- Born: April 25, 1957
- Origin: Venezuela
- Died: May 29, 2018 (aged 61)
- Occupations: Conductor and educator
- Formerly of: Orquesta Sinfónica Simón Bolívar

= Rosa Briceño Ortiz =

Venezuelan conductor

Rosa Briceño Ortiz (26 April 1957 – 29 May 2018) was a Venezuelan conductor and educator.

== Biography ==
A native of Caracas, Briceño studied with Gonzalo Castellanos, becoming his first female pupil, and graduated from the Accademia de Musicale Chigiana in Italy. In 1994 she became the first woman to lead the Banda Marcial Caracas. At various points in her career she was offered the directorship of groups in Brazil, Colombia, and Argentina; she also served on the board of the World Band Association, and acted as regional coordinator for Latin America for the Latin American Music Center.
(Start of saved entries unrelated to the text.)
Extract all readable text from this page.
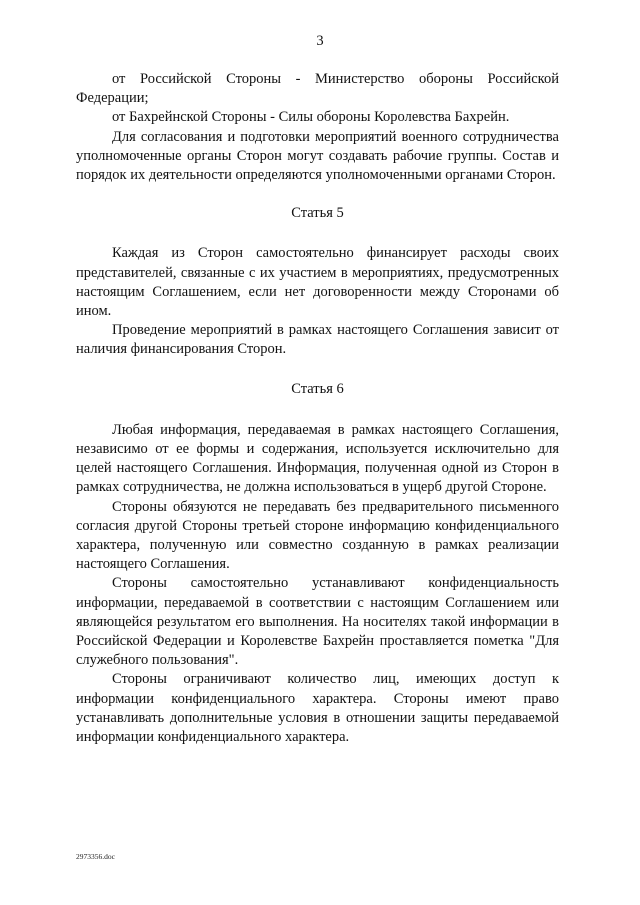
3

от Российской Стороны - Министерство обороны Российской Федерации;

от Бахрейнской Стороны - Силы обороны Королевства Бахрейн.

Для согласования и подготовки мероприятий военного сотрудничества уполномоченные органы Сторон могут создавать рабочие группы. Состав и порядок их деятельности определяются уполномоченными органами Сторон.

Статья 5

Каждая из Сторон самостоятельно финансирует расходы своих представителей, связанные с их участием в мероприятиях, предусмотренных настоящим Соглашением, если нет договоренности между Сторонами об ином.

Проведение мероприятий в рамках настоящего Соглашения зависит от наличия финансирования Сторон.

Статья 6

Любая информация, передаваемая в рамках настоящего Соглашения, независимо от ее формы и содержания, используется исключительно для целей настоящего Соглашения. Информация, полученная одной из Сторон в рамках сотрудничества, не должна использоваться в ущерб другой Стороне.

Стороны обязуются не передавать без предварительного письменного согласия другой Стороны третьей стороне информацию конфиденциального характера, полученную или совместно созданную в рамках реализации настоящего Соглашения.

Стороны самостоятельно устанавливают конфиденциальность информации, передаваемой в соответствии с настоящим Соглашением или являющейся результатом его выполнения. На носителях такой информации в Российской Федерации и Королевстве Бахрейн проставляется пометка "Для служебного пользования".

Стороны ограничивают количество лиц, имеющих доступ к информации конфиденциального характера. Стороны имеют право устанавливать дополнительные условия в отношении защиты передаваемой информации конфиденциального характера.

2973356.doc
A specialist in repertoire for wind band, at one time she served as director of the Escuela de Música José Ángel Lamas, where she taught for over 25 years. In 1983 she directed the Orquesta Sinfónica Simón Bolívar for the first time, thus becoming the first Venezuelan woman to lead a symphony orchestra in Venezuela. In 2018 she suffered a cerebral edema and underwent emergency brain surgery. She died of leukemia. Briceño was awarded the Emma Soler Award for services to culture in 2017.